The number of processed cases of violations of road traffic related acts, which is the sum of the number of notified cases that fell under the traffic infraction notification system as non-penal offenses (hereinafter referred to as “notified cases” in this subsection) and the number of cases referred to public prosecutors directly as penal offenses (hereinafter referred to as “referred cases” in this subsection), has remained within the range of eight to nine million since 2003 and was 8,355,852 (up 2.1% from the previous year) in 2009 (Source: The Traffic Bureau, National Police Agency).
The number of notified cases hit a minimum of 6,867,396 in 2001 but then continued to increase. It reached 8,165,633 in 2005, but was then slightly decreasing, and was 7,854,552 (up 2.5 from the previous year) in 2009 (Source: The Traffic Bureau, National Police Agency).
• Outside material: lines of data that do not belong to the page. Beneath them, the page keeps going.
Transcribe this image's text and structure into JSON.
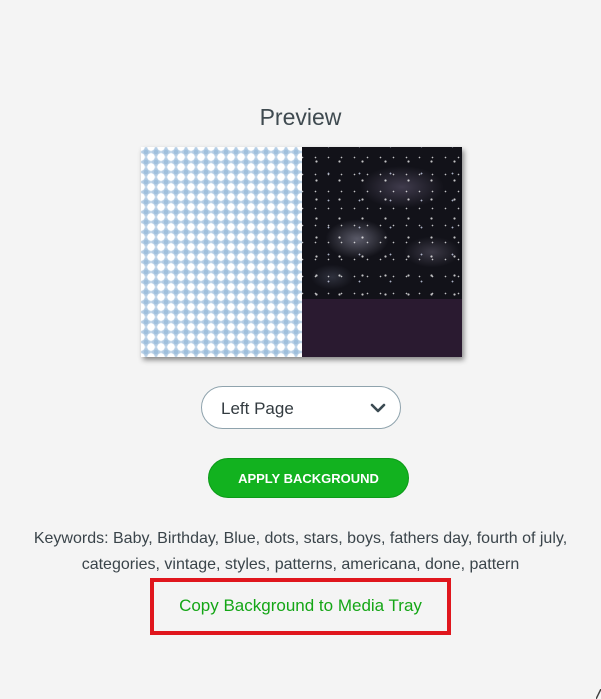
{
  "panel": {
    "title": "Preview"
  },
  "page_select": {
    "selected": "Left Page"
  },
  "apply_button": {
    "label": "APPLY BACKGROUND"
  },
  "keywords": {
    "text": "Keywords: Baby, Birthday, Blue, dots, stars, boys, fathers day, fourth of july, categories, vintage, styles, patterns, americana, done, pattern"
  },
  "copy_link": {
    "label": "Copy Background to Media Tray"
  },
  "icons": {
    "select_arrow": "chevron-down-icon"
  },
  "colors": {
    "accent_green": "#12b21f",
    "link_green": "#14a616",
    "highlight_red": "#e0161d",
    "background": "#f4f4f4"
  }
}
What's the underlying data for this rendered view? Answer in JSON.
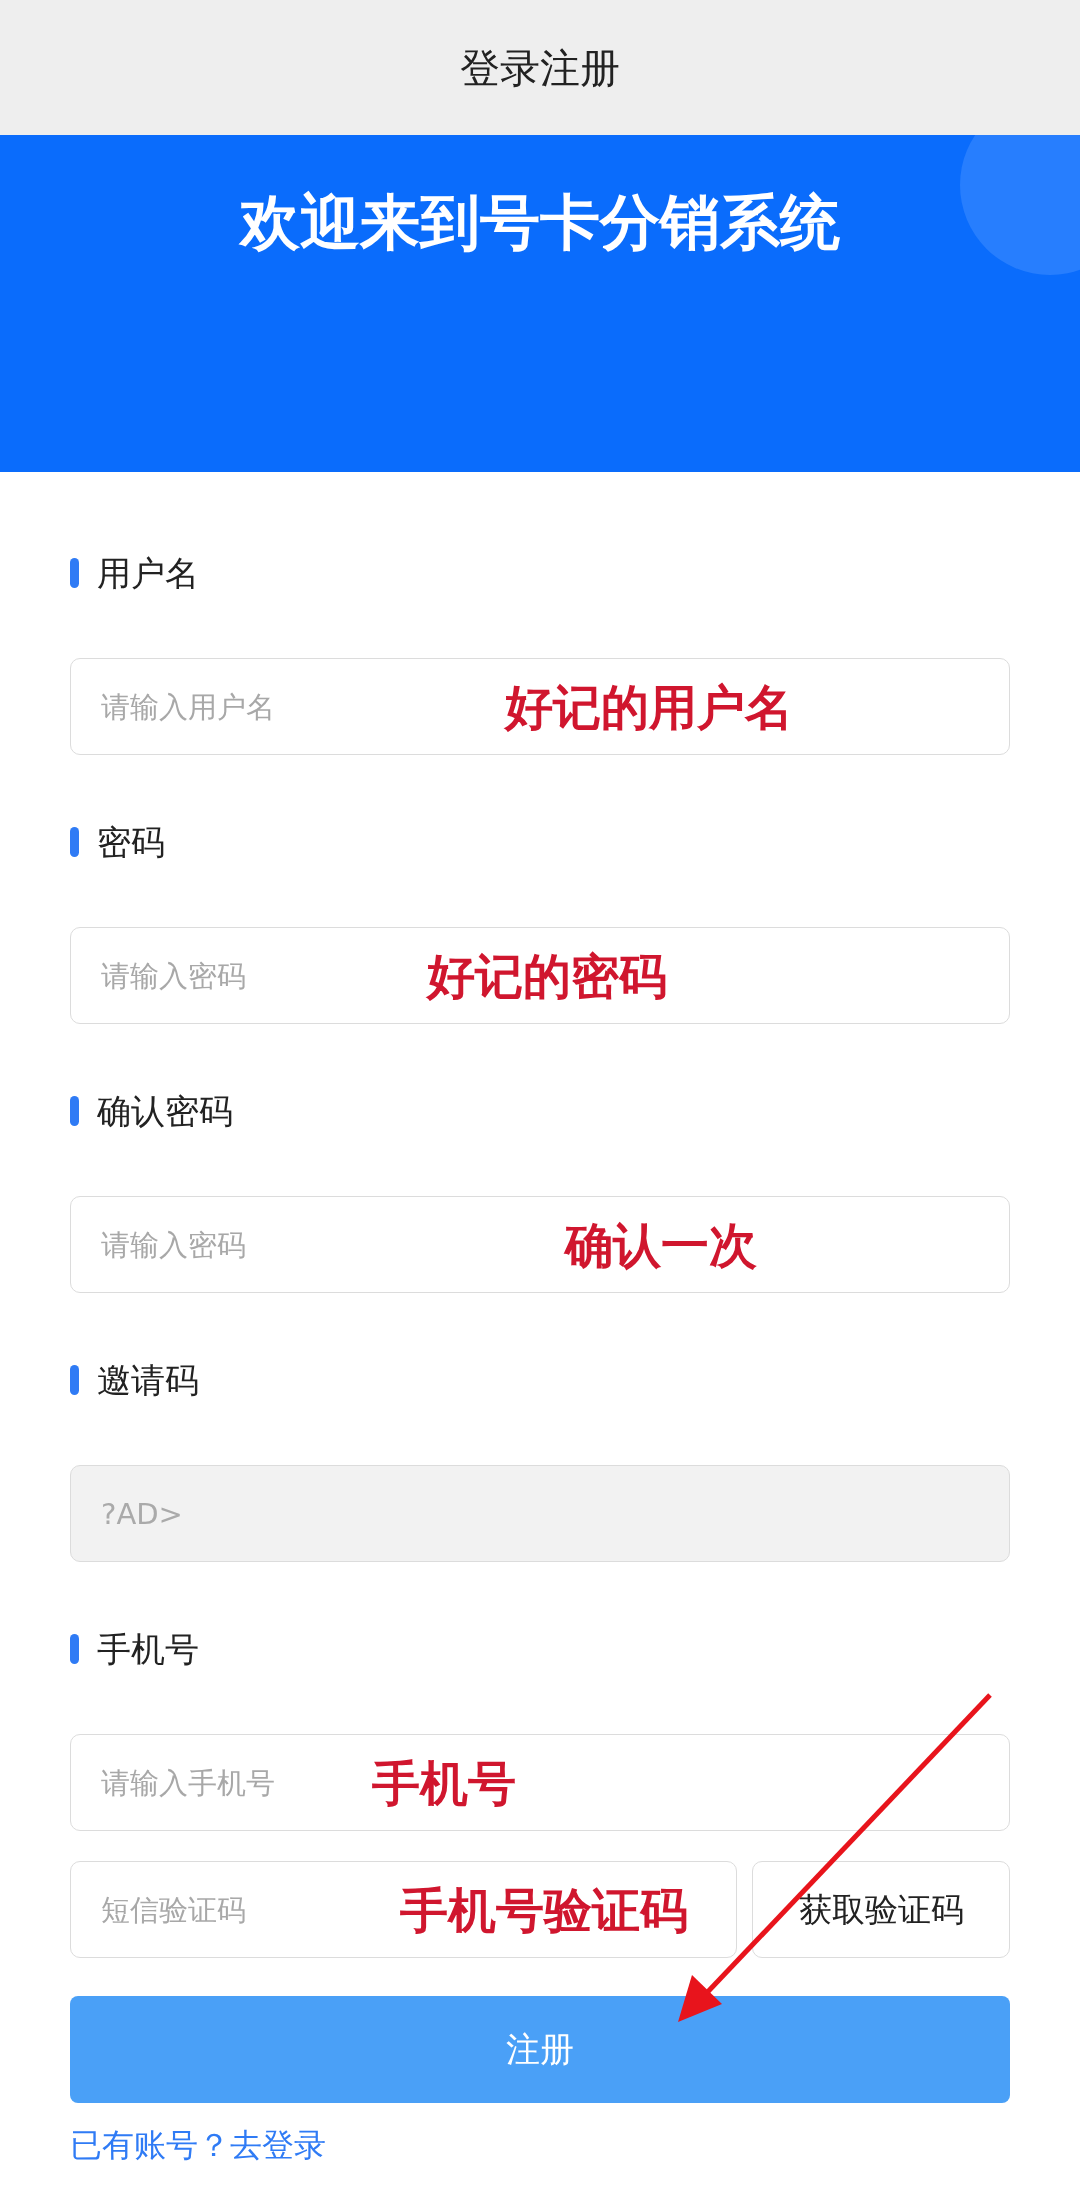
{
  "header": {
    "title": "登录注册"
  },
  "hero": {
    "title": "欢迎来到号卡分销系统"
  },
  "fields": [
    {
      "label": "用户名",
      "placeholder": "请输入用户名",
      "disabled": false,
      "note": "好记的用户名"
    },
    {
      "label": "密码",
      "placeholder": "请输入密码",
      "disabled": false,
      "note": "好记的密码"
    },
    {
      "label": "确认密码",
      "placeholder": "请输入密码",
      "disabled": false,
      "note": "确认一次"
    },
    {
      "label": "邀请码",
      "value": "?AD>",
      "disabled": true
    },
    {
      "label": "手机号",
      "placeholder": "请输入手机号",
      "disabled": false,
      "note": "手机号"
    }
  ],
  "sms": {
    "placeholder": "短信验证码",
    "note": "手机号验证码",
    "button": "获取验证码"
  },
  "submit": "注册",
  "login_link": "已有账号？去登录"
}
Fig. 1-3-1-3 shows the number of referred cases over the last 20 years. The number reached 1,172,677 in 1992, and then remained stable. It started decreasing sharply from 2000 on and was 501,300 in 2009. By type of violation both driving under the influence of alcohol and excessive speed have been remarkably decreasing since 2000 and 2002, respectively, while driving without a license has also been slightly decreasing. Use of an index with the number for 1990 set as 100 revealed that the index for driving under the influence of alcohol was 12.7, that of excessive speed 48.4, and that of driving without a license 24.5 (See Section 3, Chapter 2 and Section 1, Part3 of Part 2).
Fig. 1-3-1-4 shows the percent distribution of notified/referred cases for violations of road traffic related acts by type of violation in 2009. Of notified cases excessive speed was the highest in proportion at approximately 30%. Of referred cases excessive speed was also the highest in proportion at nearly 50%, followed by driving under the influence of alcohol, and then driving without a license, with the three types of violations accounting for 62.0% of all referred cases.